While driving US 36 a few months ago, my kids in the back seat as we came home from a Spring Break trip, I saw an Old 36 Rd sign I hadn’t seen on earlier trips. I turned in — and immediately went sharply downhill on a gravel road that ended quickly in a couple dirt driveways. It was pretty tight back there and it took considerable care to turn around and get out! My kids were so busy playing their Nintendo DSes that they never noticed the bumpy detour.
When I came home, I looked it up online, and decided I must have tried to take this segment of road:

I entered what the map shows as the short dead-end road at far right. I made the above map screen shot in 2020; in 2007, online maps showed this segment connecting with the rest of the road. But it didn’t, and it hadn’t in a very long time.
This old alignment is about 1¼ miles west of tiny Bellmore, which is about a mile west of the end of the Raccoon Lake alignment.
Here’s a photo of the entrance to this segment. If you squint, you can see the Old 36 Rd sign. Notice how the road drops off immediately.

I took a picture down this narrow gravel road. This used to be US 36?

The satellite map showed 500 E as a crossroad along this alleged alignment, so I drove to it and headed north until I encountered what was, even there, signed Old 36 Rd. I drove east to see if I could make the connection. The road was barely one car wide. Soon I came upon this scene warning that a bridge ahead was out. Not pictured is the “Private Property Keep Out” sign nailed to a nearby tree that kept me from exploring farther.

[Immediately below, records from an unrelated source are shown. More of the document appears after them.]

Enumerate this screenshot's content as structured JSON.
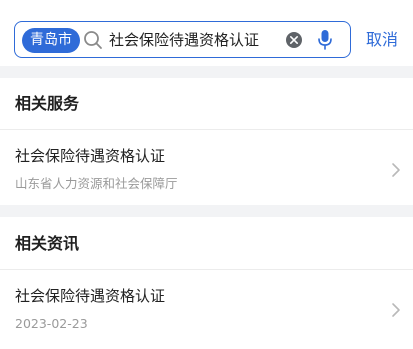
{
  "search": {
    "city": "青岛市",
    "query": "社会保险待遇资格认证",
    "cancel_label": "取消"
  },
  "sections": [
    {
      "title": "相关服务",
      "items": [
        {
          "title": "社会保险待遇资格认证",
          "subtitle": "山东省人力资源和社会保障厅"
        }
      ]
    },
    {
      "title": "相关资讯",
      "items": [
        {
          "title": "社会保险待遇资格认证",
          "subtitle": "2023-02-23"
        }
      ]
    }
  ],
  "colors": {
    "accent": "#2f6bd8",
    "background": "#f2f3f5",
    "secondary_text": "#9a9a9a"
  },
  "icons": [
    "search-icon",
    "clear-icon",
    "microphone-icon",
    "chevron-right-icon"
  ]
}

I had quite a time turning my little car around in here, fearing that I’d put one end of my car off the side of the road and get stuck. If you decide to explore this segment and drive something larger than my Toyota Matrix, or don’t have four-wheel-drive, I recommend parking back at the crossroads and walking back here. Here’s what the road looked like leading away from here. Back here, the road was more dirt than gravel.

I drove back the way I came, crossing 500E. The road widened a little bit and became more gravel than dirt. Somebody was keeping the grass cut back here.

As I drove this segment, I thought it so incredible that this could have been US 36 that I doubted it. But my research shows that, indeed, this was the highway. My 1928 Indiana State Highway Commission map shows that US 36 was paved from Indianapolis to Danville, but was gravel west of there. That map even calls out Bellmore just above the broken line that represents gravel US 36. My 1937 Rand McNally (Standard Oil) Indiana highway map shows US 36 as a first-class paved road from Indianapolis to Illinois. So sometime within those nine years, the state paved US 36. If this is truly old US 36, then the state chose to build a straighter alignment nearby and decommission this stretch.
Can you imagine seeing an old cutout US 36 shield along the road above? It seems absurd! Yet I’m certain that it seemed perfectly natural to drivers 75 years ago.
Old 36 Rd ended 1.7 miles from the Bridge Out sign. The reason I had never seen an Old 36 Rd sign to match the one at the other end of this segment is because Old 36 Rd ends at another county road, which connects to US 36. See the map below. There’s no evidence that the old road continued past this county road; rather, it looks like that county road could once have been old US 36. Maybe the north-south road used to end at old US 36, but at some point became important enough to be paved, and was extended to US 36 by co-opting that last bit of old US 36.

Looking south from this intersection, US 36 is about a tenth of a mile away. If you want to find this segment, look for that little brown shack, which you can easily see from US 36.